Baptist Pastor Defends 'Cult' Description of Mormonism, Still Backs Romney Over Obama
Published October 09, 2011
As Romney faces new questions about his Mormon faith, the pastor of a Baptist church who called the former Massachusetts governor's religion a "cult" said Sunday that if it came down to it, he'd still choose Romney over the current Christian occupant of the White House, President Obama.
Robert Jeffress, a senior pastor at First Baptist Church in Dallas, reignited a fire over Romney's religion -- a hot topic in the 2008 Republican primary race -- when he attended the on Friday to introduce his choice for the White House in 2012, Texas Gov. Rick Perry.

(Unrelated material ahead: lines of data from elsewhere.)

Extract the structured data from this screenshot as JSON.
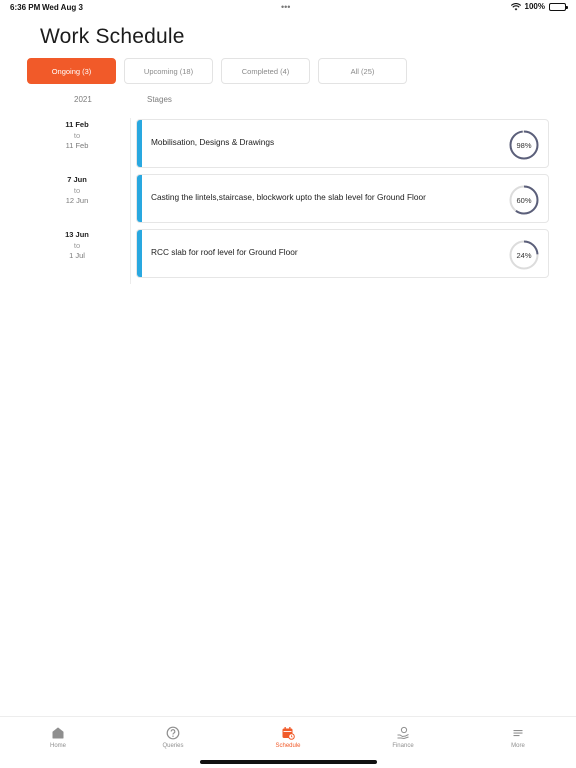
{
  "status_bar": {
    "time": "6:36 PM",
    "date": "Wed Aug 3",
    "battery": "100%"
  },
  "page": {
    "title": "Work Schedule"
  },
  "tabs": [
    {
      "label": "Ongoing (3)",
      "active": true
    },
    {
      "label": "Upcoming (18)",
      "active": false
    },
    {
      "label": "Completed (4)",
      "active": false
    },
    {
      "label": "All (25)",
      "active": false
    }
  ],
  "columns": {
    "year": "2021",
    "stages": "Stages"
  },
  "schedule": [
    {
      "start": "11 Feb",
      "to": "to",
      "end": "11 Feb",
      "stage": "Mobilisation, Designs & Drawings",
      "progress_label": "98%",
      "progress": 98
    },
    {
      "start": "7 Jun",
      "to": "to",
      "end": "12 Jun",
      "stage": "Casting the lintels,staircase, blockwork upto the slab level for Ground Floor",
      "progress_label": "60%",
      "progress": 60
    },
    {
      "start": "13 Jun",
      "to": "to",
      "end": "1 Jul",
      "stage": "RCC slab for roof level for Ground Floor",
      "progress_label": "24%",
      "progress": 24
    }
  ],
  "tabbar": [
    {
      "label": "Home",
      "icon": "home-icon",
      "active": false
    },
    {
      "label": "Queries",
      "icon": "question-icon",
      "active": false
    },
    {
      "label": "Schedule",
      "icon": "calendar-icon",
      "active": true
    },
    {
      "label": "Finance",
      "icon": "finance-icon",
      "active": false
    },
    {
      "label": "More",
      "icon": "menu-icon",
      "active": false
    }
  ],
  "colors": {
    "accent": "#f15a29",
    "stage_bar": "#29a8e0",
    "progress_ring": "#5b5f7a",
    "progress_track": "#dcdcdc"
  }
}
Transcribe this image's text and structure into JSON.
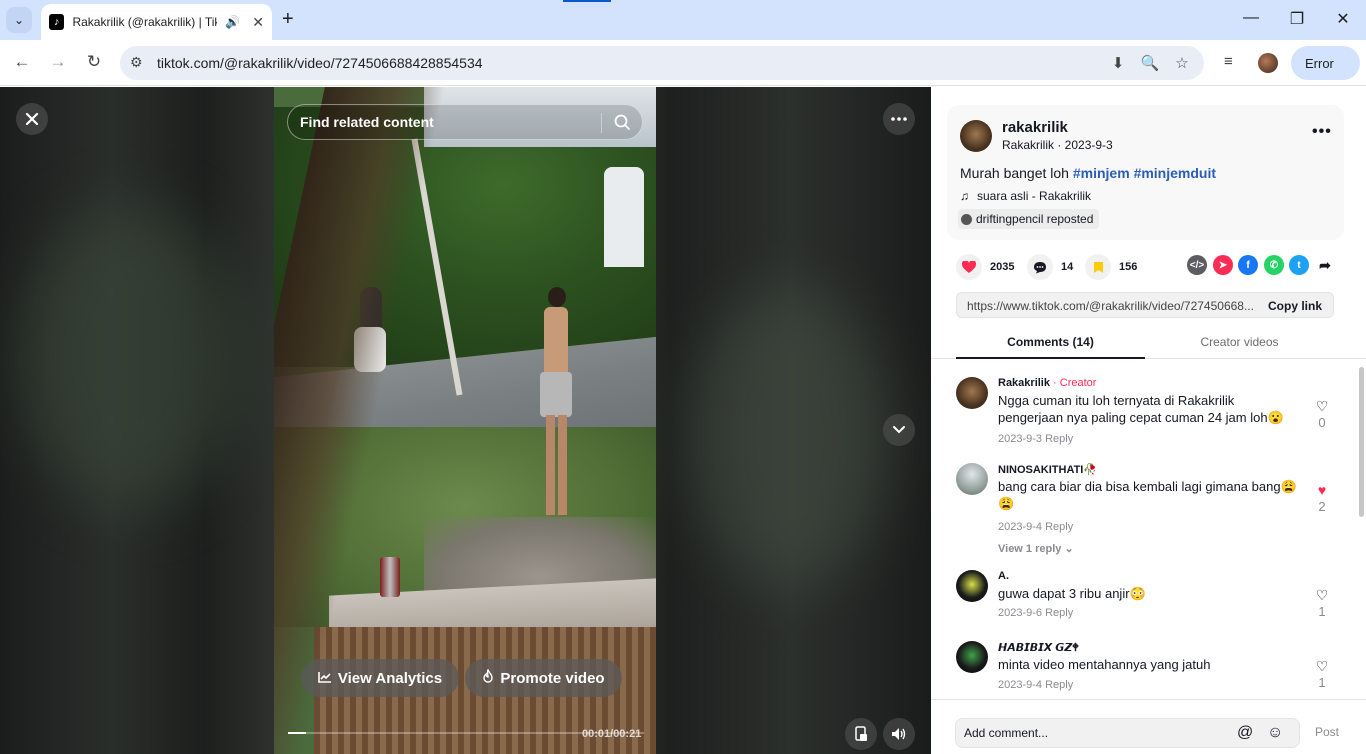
{
  "browser": {
    "tab_title": "Rakakrilik (@rakakrilik) | Tik",
    "url": "tiktok.com/@rakakrilik/video/7274506688428854534",
    "profile_button": "Error"
  },
  "video": {
    "search_placeholder": "Find related content",
    "view_analytics": "View Analytics",
    "promote_video": "Promote video",
    "time": "00:01/00:21",
    "progress_fraction": 0.05
  },
  "post": {
    "author_name": "rakakrilik",
    "author_sub": "Rakakrilik · 2023-9-3",
    "caption_text": "Murah banget loh ",
    "hashtag1": "#minjem",
    "hashtag2": "#minjemduit",
    "music": "suara asli - Rakakrilik",
    "repost": "driftingpencil reposted",
    "likes": "2035",
    "comments": "14",
    "saves": "156",
    "link": "https://www.tiktok.com/@rakakrilik/video/727450668...",
    "copy_link": "Copy link"
  },
  "tabs": {
    "comments": "Comments (14)",
    "creator_videos": "Creator videos"
  },
  "comments": [
    {
      "name": "Rakakrilik",
      "badge": " · Creator",
      "text": "Ngga cuman itu loh ternyata di Rakakrilik pengerjaan nya paling cepat cuman 24 jam loh😮",
      "meta": "2023-9-3  Reply",
      "likes": "0"
    },
    {
      "name": "NINOSAKITHATI🥀",
      "text": "bang cara biar dia bisa kembali lagi gimana bang😩😩",
      "meta": "2023-9-4  Reply",
      "likes": "2",
      "replies": "View 1 reply ⌄"
    },
    {
      "name": "A.",
      "text": "guwa dapat 3 ribu anjir😳",
      "meta": "2023-9-6  Reply",
      "likes": "1"
    },
    {
      "name": "𝙃𝘼𝘽𝙄𝘽𝙄𝙓 𝙂𝙕🕈",
      "text": "minta video mentahannya yang jatuh",
      "meta": "2023-9-4  Reply",
      "likes": "1"
    }
  ],
  "compose": {
    "placeholder": "Add comment...",
    "post": "Post"
  },
  "colors": {
    "hashtag": "#2b5db9",
    "creator_badge": "#fe2c55",
    "like_active": "#fe2c55"
  }
}
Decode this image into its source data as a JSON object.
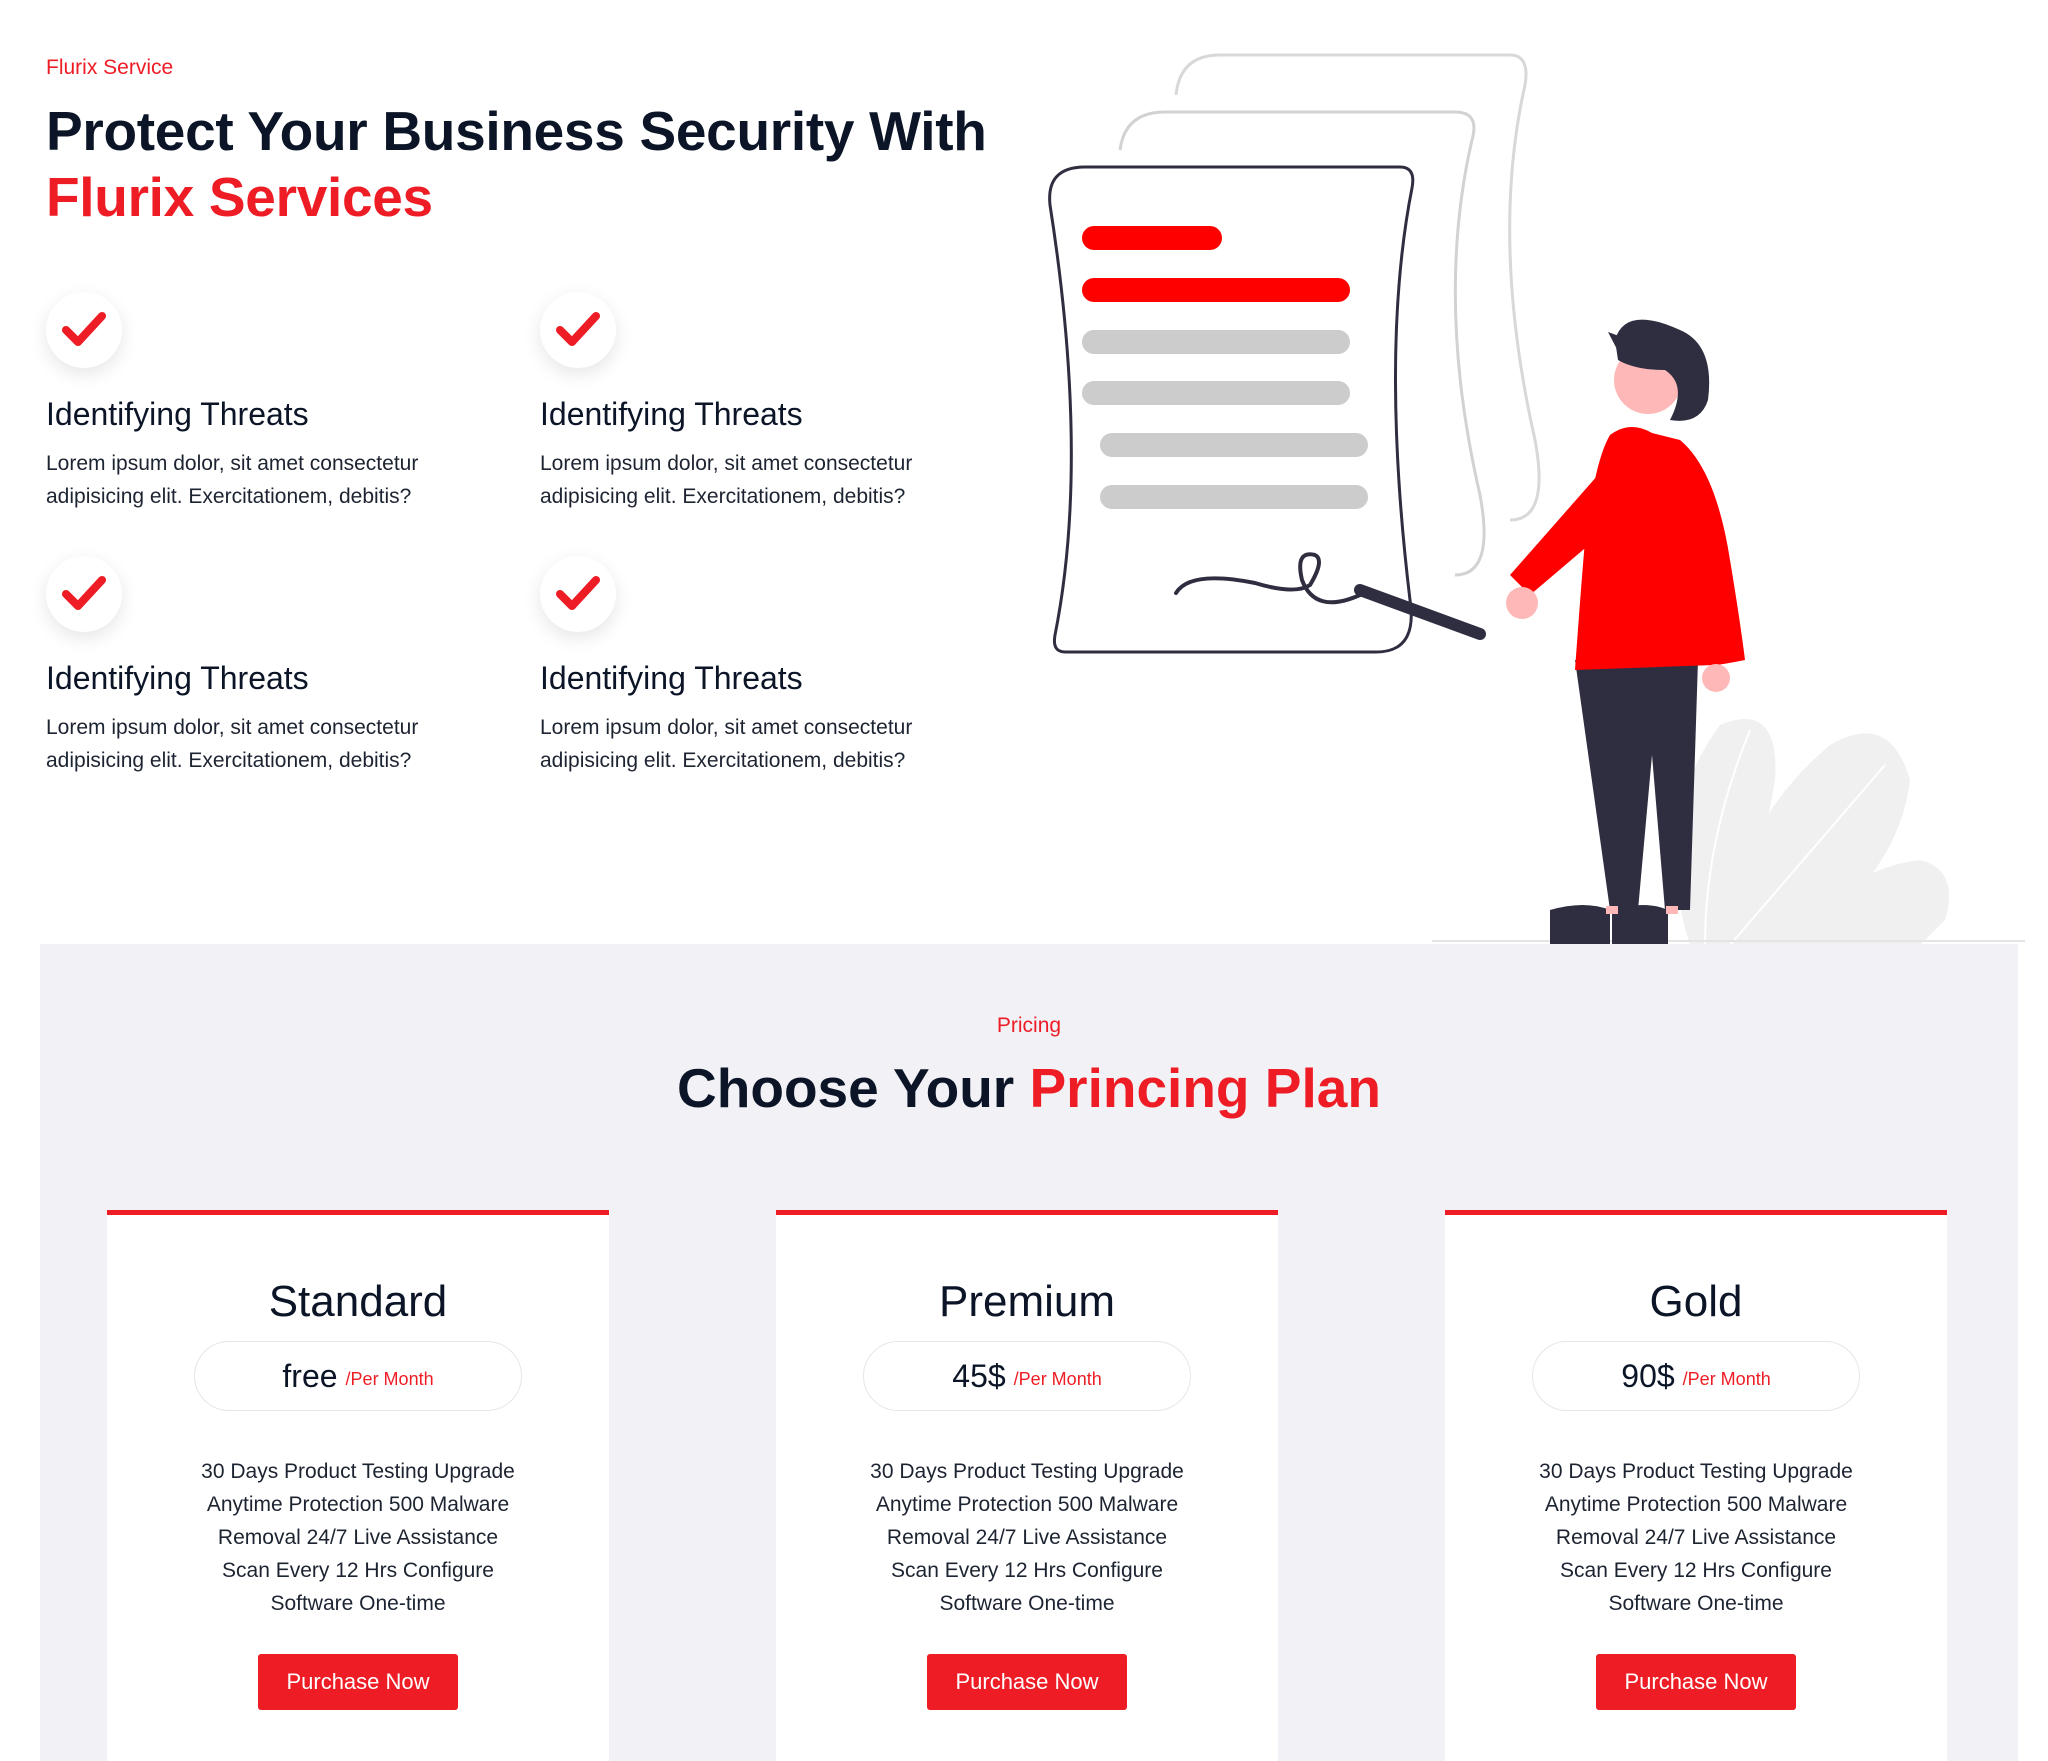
{
  "services": {
    "eyebrow": "Flurix Service",
    "title_line1": "Protect Your Business Security With",
    "title_line2": "Flurix Services",
    "features": [
      {
        "icon": "check-icon",
        "title": "Identifying Threats",
        "text": "Lorem ipsum dolor, sit amet consectetur adipisicing elit. Exercitationem, debitis?"
      },
      {
        "icon": "check-icon",
        "title": "Identifying Threats",
        "text": "Lorem ipsum dolor, sit amet consectetur adipisicing elit. Exercitationem, debitis?"
      },
      {
        "icon": "check-icon",
        "title": "Identifying Threats",
        "text": "Lorem ipsum dolor, sit amet consectetur adipisicing elit. Exercitationem, debitis?"
      },
      {
        "icon": "check-icon",
        "title": "Identifying Threats",
        "text": "Lorem ipsum dolor, sit amet consectetur adipisicing elit. Exercitationem, debitis?"
      }
    ]
  },
  "pricing": {
    "eyebrow": "Pricing",
    "title_plain": "Choose Your ",
    "title_accent": "Princing Plan",
    "plans": [
      {
        "name": "Standard",
        "price": "free",
        "period": "/Per Month",
        "features": [
          "30 Days Product Testing Upgrade",
          "Anytime Protection 500 Malware",
          "Removal 24/7 Live Assistance",
          "Scan Every 12 Hrs Configure",
          "Software One-time"
        ],
        "button": "Purchase Now"
      },
      {
        "name": "Premium",
        "price": "45$",
        "period": "/Per Month",
        "features": [
          "30 Days Product Testing Upgrade",
          "Anytime Protection 500 Malware",
          "Removal 24/7 Live Assistance",
          "Scan Every 12 Hrs Configure",
          "Software One-time"
        ],
        "button": "Purchase Now"
      },
      {
        "name": "Gold",
        "price": "90$",
        "period": "/Per Month",
        "features": [
          "30 Days Product Testing Upgrade",
          "Anytime Protection 500 Malware",
          "Removal 24/7 Live Assistance",
          "Scan Every 12 Hrs Configure",
          "Software One-time"
        ],
        "button": "Purchase Now"
      }
    ]
  },
  "colors": {
    "accent": "#ee1c25",
    "dark": "#0b1527",
    "section_bg": "#f2f1f5"
  },
  "illustration": {
    "icon": "signing-document-illustration"
  }
}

Jeffress mentioned the word "cult" in referring to Romney's religion when he spoke to reporters after introducing Perry on stage. The comment drew a strong rebuke from conservative icon Bill Bennett and disavowal from Perry's campaign.
But after considerable backlash, Jeffress stood by his definition on Sunday, saying the Southern Baptist Convention deems Mormonism a "cult," though he distinguishes between a "sociological" cult and a "theological" one.
"I've said that I would vote for Mitt Romney if the choice was Mitt Romney or Barack Obama, but I believe, guys, when we as evangelical Christians have the choice to select a leader to unseat Barack Obama, we ought to give preference to a Christian instead of someone who doesn't embrace historical Christianity," he said.
Adding that he's not the "Jeremiah Wright of the right," a reference to the controversial reverend who led Trinity United Church of Christ in Chicago where the Obamas attended services for nearly 20 years, Jeffers said his support for Perry over Romney is for more reasons than religion.
"There are reasons to prefer Rick Perry that go way beyond his Christian faith. He is a consistent, conservative versus a conservative out of convenience like Mitt Romney."